Hunch.ly is a Google Chrome extension that preserves the trail of web sites one visits, applying a standing list of selectors to each page and permitting the addition of investigator’s notes. This tool supports the notion of multiple named investigations, preserves content statically, and can export in a variety of formats. Users are free to follow their noses without the burden of bookmarking and making screen shots while investigating, then later attempting to share their findings in a coherent fashion. The system recently began supporting local Maltego transforms.

RiskIQ

The RiskIQ service is an aggregator of a dozen passive threat data repositories in addition to it’s own native tracking of domain registrations, DNS, SSL certificates, and other threat assessment data. The service is delivered as a web based search engine and a companion set of Maltego transforms. This system is a panopticon for bad actor infrastructure which we use daily.

Elasticsearch

The Elasticsearch platform is used for many things, but for us it is a full text search engine with temporal analysis capabilities that will easily handle tens of thousands of Twitter accounts that have produced tens of millions of tweets. This is a construction kit for us, the right way to collate and correlate the work of teams of Actors, Collectors, and Directors. We currently curate 25 million tweets from ISIS accounts that were collected by TRAC, we support Liberty STRATCOM with collection and analysis, and the botnetsu.press system is in use by activists who track violent right wing groups in the west.

Negative Decisions

What not to do is just as important as the right stuff.

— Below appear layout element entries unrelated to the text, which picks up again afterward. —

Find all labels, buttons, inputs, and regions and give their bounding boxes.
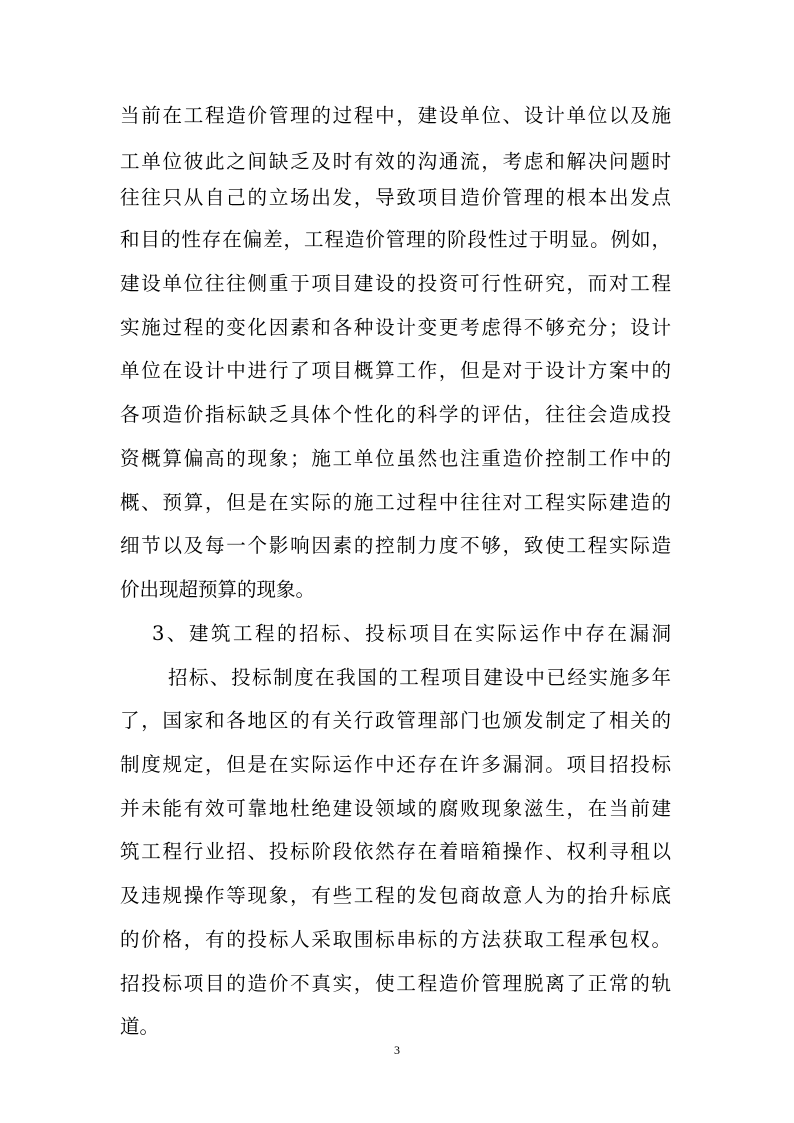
text-line: 道。 [120,1015,160,1038]
text-line: 及违规操作等现象，有些工程的发包商故意人为的抬升标底 [120,884,671,907]
text-line: 招投标项目的造价不真实，使工程造价管理脱离了正常的轨 [120,972,671,995]
text-line: 各项造价指标缺乏具体个性化的科学的评估，往往会造成投 [120,403,671,426]
text-line: 当前在工程造价管理的过程中，建设单位、设计单位以及施 [120,104,671,127]
text-line: 建设单位往往侧重于项目建设的投资可行性研究，而对工程 [120,272,671,295]
text-line: 制度规定，但是在实际运作中还存在许多漏洞。项目招投标 [120,753,671,776]
section-heading: 3、建筑工程的招标、投标项目在实际运作中存在漏洞 [152,622,671,645]
text-line: 细节以及每一个影响因素的控制力度不够，致使工程实际造 [120,534,671,557]
text-line: 单位在设计中进行了项目概算工作，但是对于设计方案中的 [120,359,671,382]
text-line: 和目的性存在偏差，工程造价管理的阶段性过于明显。例如， [120,228,671,251]
text-line: 实施过程的变化因素和各种设计变更考虑得不够充分；设计 [120,316,671,339]
text-line: 了，国家和各地区的有关行政管理部门也颁发制定了相关的 [120,709,671,732]
text-line: 的价格，有的投标人采取围标串标的方法获取工程承包权。 [120,928,671,951]
text-line: 概、预算，但是在实际的施工过程中往往对工程实际建造的 [120,491,671,514]
text-line: 价出现超预算的现象。 [120,578,316,601]
text-line: 并未能有效可靠地杜绝建设领域的腐败现象滋生，在当前建 [120,797,671,820]
page-number: 3 [394,1043,400,1057]
text-line: 招标、投标制度在我国的工程项目建设中已经实施多年 [168,666,671,689]
text-line: 筑工程行业招、投标阶段依然存在着暗箱操作、权利寻租以 [120,840,671,863]
text-line: 工单位彼此之间缺乏及时有效的沟通流，考虑和解决问题时 [120,150,671,173]
text-line: 资概算偏高的现象；施工单位虽然也注重造价控制工作中的 [120,447,671,470]
text-line: 往往只从自己的立场出发，导致项目造价管理的根本出发点 [120,186,671,209]
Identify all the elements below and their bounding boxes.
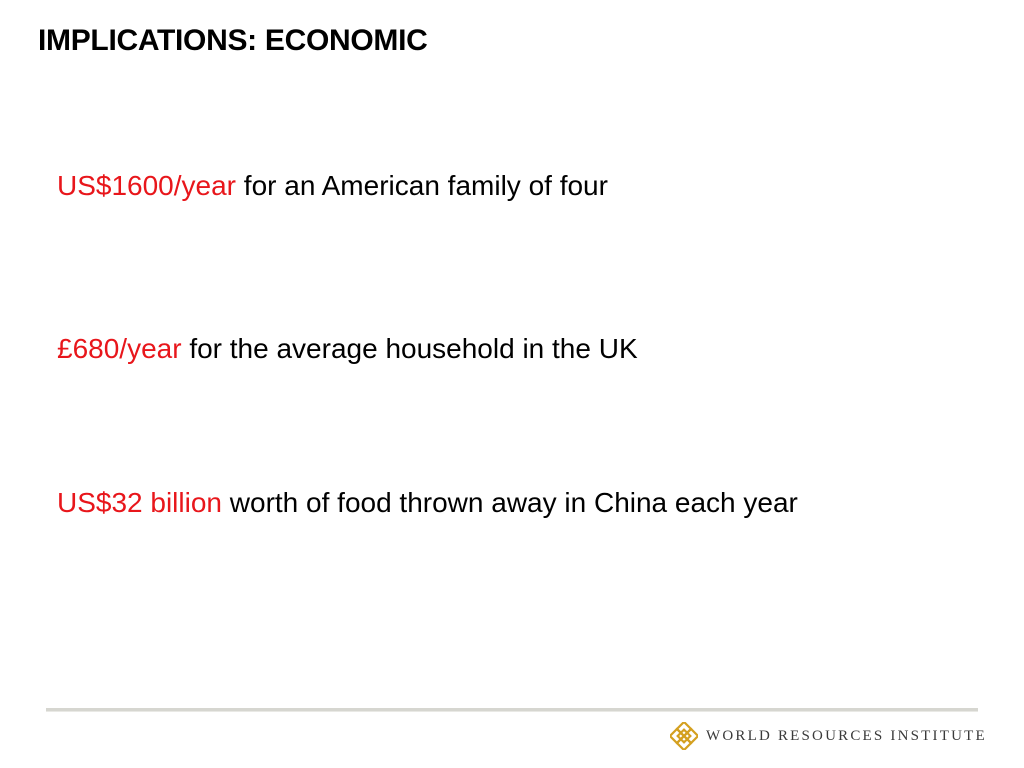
wri-logo	[670, 722, 987, 750]
stat-china-food-amount: US$32 billion	[57, 487, 222, 518]
stat-us-family-text: for an American family of four	[236, 170, 608, 201]
wri-knot-logo-icon	[670, 722, 698, 750]
stat-uk-household	[57, 333, 638, 365]
wri-logo-text: WORLD RESOURCES INSTITUTE	[706, 727, 987, 744]
slide-title: IMPLICATIONS: ECONOMIC	[38, 24, 428, 57]
footer-divider	[46, 708, 978, 712]
stat-china-food	[57, 487, 798, 519]
stat-us-family-amount: US$1600/year	[57, 170, 237, 201]
stat-china-food-text: worth of food thrown away in China each year	[222, 487, 798, 518]
stat-uk-household-amount: £680/year	[57, 333, 182, 364]
stat-us-family	[57, 170, 608, 202]
stat-uk-household-text: for the average household in the UK	[181, 333, 638, 364]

Here are some things we avoided, that we tested but did not implement, or that we have used but later abandoned.

Analyst’s Notebook – nonstarter, 2x the cost of Sentinel Visualizer, and not nearly as open.

Windows – with the exception of Sentinel Visualizer, we don’t have anything that is Windows dependent. Generally speaking, things have to behave for Linux and OSX, with Windows support being nice, but not required.

Splunk – we tried to love it, truly we did. It just didn’t work out.

OSSIM – largely abandonware from what we hear. AlienVault’s Open Threat Exchange is doing fine though, and it all turns up in RiskIQ.

Aeon, Timeline, etc – we always jump at collaborative timeline tools, then later end up sitting back and being annoyed. SaaS solutions are out there, but we have confidentiality concerns that hold us back from using them.

TimeSketch – very cool, an Elastic based tool, but more incident response focused than intel oriented.

SpiderFoot – very cool, but we settled on RiskIQ/Maltego installed on a remotely accessible workstation. This is one we should put back up and use enough to advise others.

There have been many more digressions over the years, these are some of the more formative ones.